We in America are not yet so weary; we are unwilling to surrender. New-comers in the world, we are aggressive, inquisitive, and belligerent. We have the energy and combativeness of nature herself. In her springtime vigor a certain likeness to our present national condition may be fancied, — vast promise of wealth and material prosperity, with the attendant dangers of luxury and insolence, and misleading standards. It may be worth while, on this suggestion, to consider certain aspects of American life.
Juvenal, the great censor of Roman morals, says in his Tenth Satire, “The prayers that are generally the first put up and best known in all the temples are that riches, that wealth, may increase; that our chest may be the largest in the whole forum.” This was the state of devotion in Rome in the first century of our era. We do not suppose it was a new condition, and it is certain it did not pass away with the fall of the empire. We do not to-day pray aloud in our churches that we may have more United States bonds than our fellow-worshipers; but if prayer is the souls sincere desire, unuttered or expressed, we fear that the mighty petition daily going up from the American people was described by Juvenal. If it took the form of a cloud over Wall Street, over State Street, over our manufacturing and mining districts, and over a large portion of our agricultural regions, probably we should not see the sun oftener than once in seven days; perhaps it would be visible only on Sunday, between the hours of half past ten and twelve, through the smoked glass of the church windows.

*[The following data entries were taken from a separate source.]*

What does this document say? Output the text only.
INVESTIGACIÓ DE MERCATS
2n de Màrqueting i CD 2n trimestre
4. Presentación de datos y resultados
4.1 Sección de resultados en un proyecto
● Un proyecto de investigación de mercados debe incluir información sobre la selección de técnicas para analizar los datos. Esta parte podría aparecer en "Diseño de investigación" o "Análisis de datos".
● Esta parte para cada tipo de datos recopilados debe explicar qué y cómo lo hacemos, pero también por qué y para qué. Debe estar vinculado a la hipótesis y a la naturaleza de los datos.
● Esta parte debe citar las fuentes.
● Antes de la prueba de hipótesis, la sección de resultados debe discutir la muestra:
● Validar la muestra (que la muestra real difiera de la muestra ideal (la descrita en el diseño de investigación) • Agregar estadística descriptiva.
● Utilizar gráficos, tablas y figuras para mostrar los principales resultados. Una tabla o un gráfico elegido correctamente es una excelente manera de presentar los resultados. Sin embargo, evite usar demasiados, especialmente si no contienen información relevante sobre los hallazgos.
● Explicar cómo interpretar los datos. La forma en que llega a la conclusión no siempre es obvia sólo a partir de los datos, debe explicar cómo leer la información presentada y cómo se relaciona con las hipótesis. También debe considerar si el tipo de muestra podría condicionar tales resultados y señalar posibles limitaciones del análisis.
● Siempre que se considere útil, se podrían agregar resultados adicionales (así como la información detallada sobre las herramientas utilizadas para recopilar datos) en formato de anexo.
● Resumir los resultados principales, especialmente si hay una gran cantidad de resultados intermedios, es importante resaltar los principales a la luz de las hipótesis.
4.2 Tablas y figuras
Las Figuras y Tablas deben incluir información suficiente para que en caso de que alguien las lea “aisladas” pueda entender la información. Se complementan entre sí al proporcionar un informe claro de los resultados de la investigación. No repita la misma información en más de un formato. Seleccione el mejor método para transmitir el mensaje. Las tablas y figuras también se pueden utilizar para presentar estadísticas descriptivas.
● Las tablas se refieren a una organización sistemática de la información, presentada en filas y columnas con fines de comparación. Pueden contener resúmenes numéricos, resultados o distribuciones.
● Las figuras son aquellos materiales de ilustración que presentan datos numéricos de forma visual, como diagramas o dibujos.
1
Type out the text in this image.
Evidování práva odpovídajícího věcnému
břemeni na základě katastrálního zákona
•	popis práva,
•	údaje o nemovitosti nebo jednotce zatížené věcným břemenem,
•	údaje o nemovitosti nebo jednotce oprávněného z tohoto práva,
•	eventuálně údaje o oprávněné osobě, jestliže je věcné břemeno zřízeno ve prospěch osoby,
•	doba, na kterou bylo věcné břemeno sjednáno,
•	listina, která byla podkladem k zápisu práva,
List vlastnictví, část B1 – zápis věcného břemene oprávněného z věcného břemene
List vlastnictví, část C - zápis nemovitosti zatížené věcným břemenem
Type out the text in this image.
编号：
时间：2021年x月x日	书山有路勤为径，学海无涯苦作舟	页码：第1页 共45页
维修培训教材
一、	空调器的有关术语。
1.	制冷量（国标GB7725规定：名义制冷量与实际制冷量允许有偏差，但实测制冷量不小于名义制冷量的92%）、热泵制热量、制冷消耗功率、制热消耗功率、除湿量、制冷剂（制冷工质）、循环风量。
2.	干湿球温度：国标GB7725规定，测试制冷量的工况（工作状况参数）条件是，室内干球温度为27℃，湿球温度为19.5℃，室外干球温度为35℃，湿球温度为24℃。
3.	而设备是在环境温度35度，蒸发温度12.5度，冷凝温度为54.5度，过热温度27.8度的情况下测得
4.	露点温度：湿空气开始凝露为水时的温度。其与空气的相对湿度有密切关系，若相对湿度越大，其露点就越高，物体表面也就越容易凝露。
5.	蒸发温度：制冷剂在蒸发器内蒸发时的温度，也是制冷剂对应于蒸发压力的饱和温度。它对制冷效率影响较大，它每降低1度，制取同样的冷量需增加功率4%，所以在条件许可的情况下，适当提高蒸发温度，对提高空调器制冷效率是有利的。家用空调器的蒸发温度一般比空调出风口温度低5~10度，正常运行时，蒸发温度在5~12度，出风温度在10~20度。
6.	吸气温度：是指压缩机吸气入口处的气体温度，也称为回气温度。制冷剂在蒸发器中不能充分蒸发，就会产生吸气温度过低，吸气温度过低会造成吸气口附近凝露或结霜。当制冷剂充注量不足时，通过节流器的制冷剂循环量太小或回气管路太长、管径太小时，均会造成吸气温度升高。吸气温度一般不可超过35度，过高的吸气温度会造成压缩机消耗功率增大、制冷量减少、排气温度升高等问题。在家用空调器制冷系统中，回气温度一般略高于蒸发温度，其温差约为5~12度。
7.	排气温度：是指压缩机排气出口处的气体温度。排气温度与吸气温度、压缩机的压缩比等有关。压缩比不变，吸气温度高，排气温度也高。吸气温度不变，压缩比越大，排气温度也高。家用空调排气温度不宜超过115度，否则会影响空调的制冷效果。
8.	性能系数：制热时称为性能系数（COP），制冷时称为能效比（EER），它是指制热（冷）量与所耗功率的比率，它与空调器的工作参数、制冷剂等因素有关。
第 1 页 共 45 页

To be rich is the universal aspiration: it is scarcely necessary to illustrate it, nor to dwell on it further than to mark our national tendency. We may leave moralizing on it to the pulpit and the secular press. As it is the most universal, so it is the earliest desire that seizes us; it largely determines our occupations, our choice of a profession. Society, teaching by example, lays it on us as a duty; it arranges, to a great degree, our marriages, and it is getting to postpone and forbid them. To this necessity we defer everything: we say we cannot afford to marry, we cannot afford to travel, we cannot afford to study, — as if we were to live on indefinitely, and should some time get leisure for our intellectual development. Our very schemes of education commend themselves in proportion as they are practical: the legislature will vote money to an institution if it can be shown that it will increase the material wealth of the state, but upon any question of adding to the intellectual and spiritual wealth there wouldn’t be a quorum. When we ask after the success in life of an acquaintance, and we are told he has done very well, what do we infer from the reply? That he has become a good man, a learned man, a useful man in his town and State; or that he has acquired a handsome property? Is our inquiry, “Whom did he marry?” usually anything more than a euphuism for “How much?” If we were told that she had beauty, all the graces, and a heavenly disposition, would we not burn to ask another question? When we hear that she has made “a good match,” the phrase has come to have such a technical meaning that we experience the same satisfaction we have in reading the stock report of a rising market.